When I was a Balkans analyst at EUCOM, this turd was one of the bad guys we searched for.

After 16 years on the run, a frail and haggard Ratko Mladic was hauled before a judge Thursday — the first step in facing charges for international war crimes, including the slaughter of 8,000 Muslim men and boys in the Bosnian town of Srebrenica in 1995.

No longer the fearsome, bull-necked military commander, Mladic was arrested by intelligence agents in a raid before dawn at a relative’s house in a village in northern Serbia. The act was trumpeted by the government as a victory for a country worthy of European Union membership and Western embrace.
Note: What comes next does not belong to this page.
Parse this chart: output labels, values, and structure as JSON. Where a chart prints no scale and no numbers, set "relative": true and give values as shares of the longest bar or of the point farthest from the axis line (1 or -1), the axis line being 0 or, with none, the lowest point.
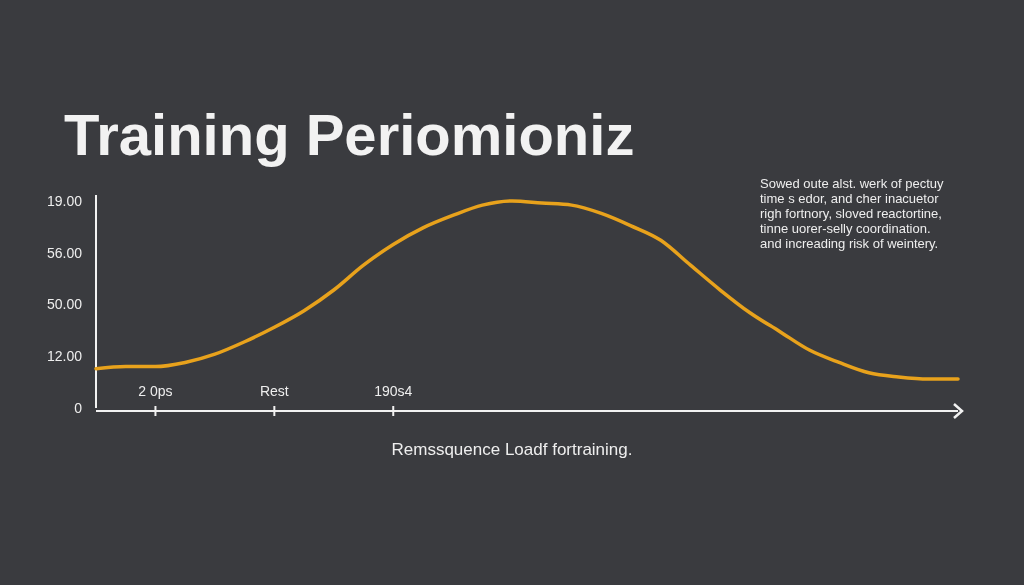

Mladic, 69, was one of the world’s most-wanted fugitives. He was the top commander of the Bosnian Serb army during Bosnia’s 1992-95 war, which killed more than 100,000 people and drove another 1.8 million from their homes. Thousands of Muslims and Croats were killed, tortured or driven out in a campaign to purge the region of non-Serbs.

He was accused by the U.N. International Criminal Tribunal in The Hague, Netherlands, of genocide, crimes against humanity and war crimes for the massacre of Muslims by Bosnian Serb forces in eastern Bosnia and the relentless four-year siege of Sarajevo.

We went into Bosnia in 1995 under Operation Joint Endeavour, as part of a NATO contingency (IFOR) to stop the “ethnic cleansing” by the Serbs on the Bosniaks. I was there in 1999 as part of SFOR.

Since our entry into Bosnia (Kosovo, in particular) as part of Clinton’s wag-the-dog tactic, the reactions of three major groups have been sharply divided. The Bosniaks loved us, the Croatians were ambivalent but cautious, and the Serbians just outright hated our guts.

There are no good guys there. The Croations, Serbs, and Bosniaks have slaughtered each other for centuries. Each “ethnic group” has taken their turn at being the massacrer. The only reason they took a 50-year break from that was because Marshall Josip Broz Tito, though not a good friend of the Soviets, was still a strong enough dictator to keep a lid on the insurrection pressure cooker. After his death the ethnic tension grew, the Berlin Wall fell, and Yugoslavia went batshit crazy. The irony is, in spite of their different religious denominations, they’re all Slavic. Every god-damned one of them.

Mladic’s partner in crime, former Serbian President Radovan Karadžić, was arrested in Belgrade and extradited to the International Criminal Tribunal for the former Yugoslavia, in The Hague in July 2008.

Upon hearing of Mladic’s capture, Karadzic expressed his regret for Mladic’s loss of freedom.  No mention of any sadness over the atrocities at Srebrenica.

Karadzic’s trial has lasted nearly three years.  You’d think with all the indisputable evidence, he’d have been convicted and sentenced by now.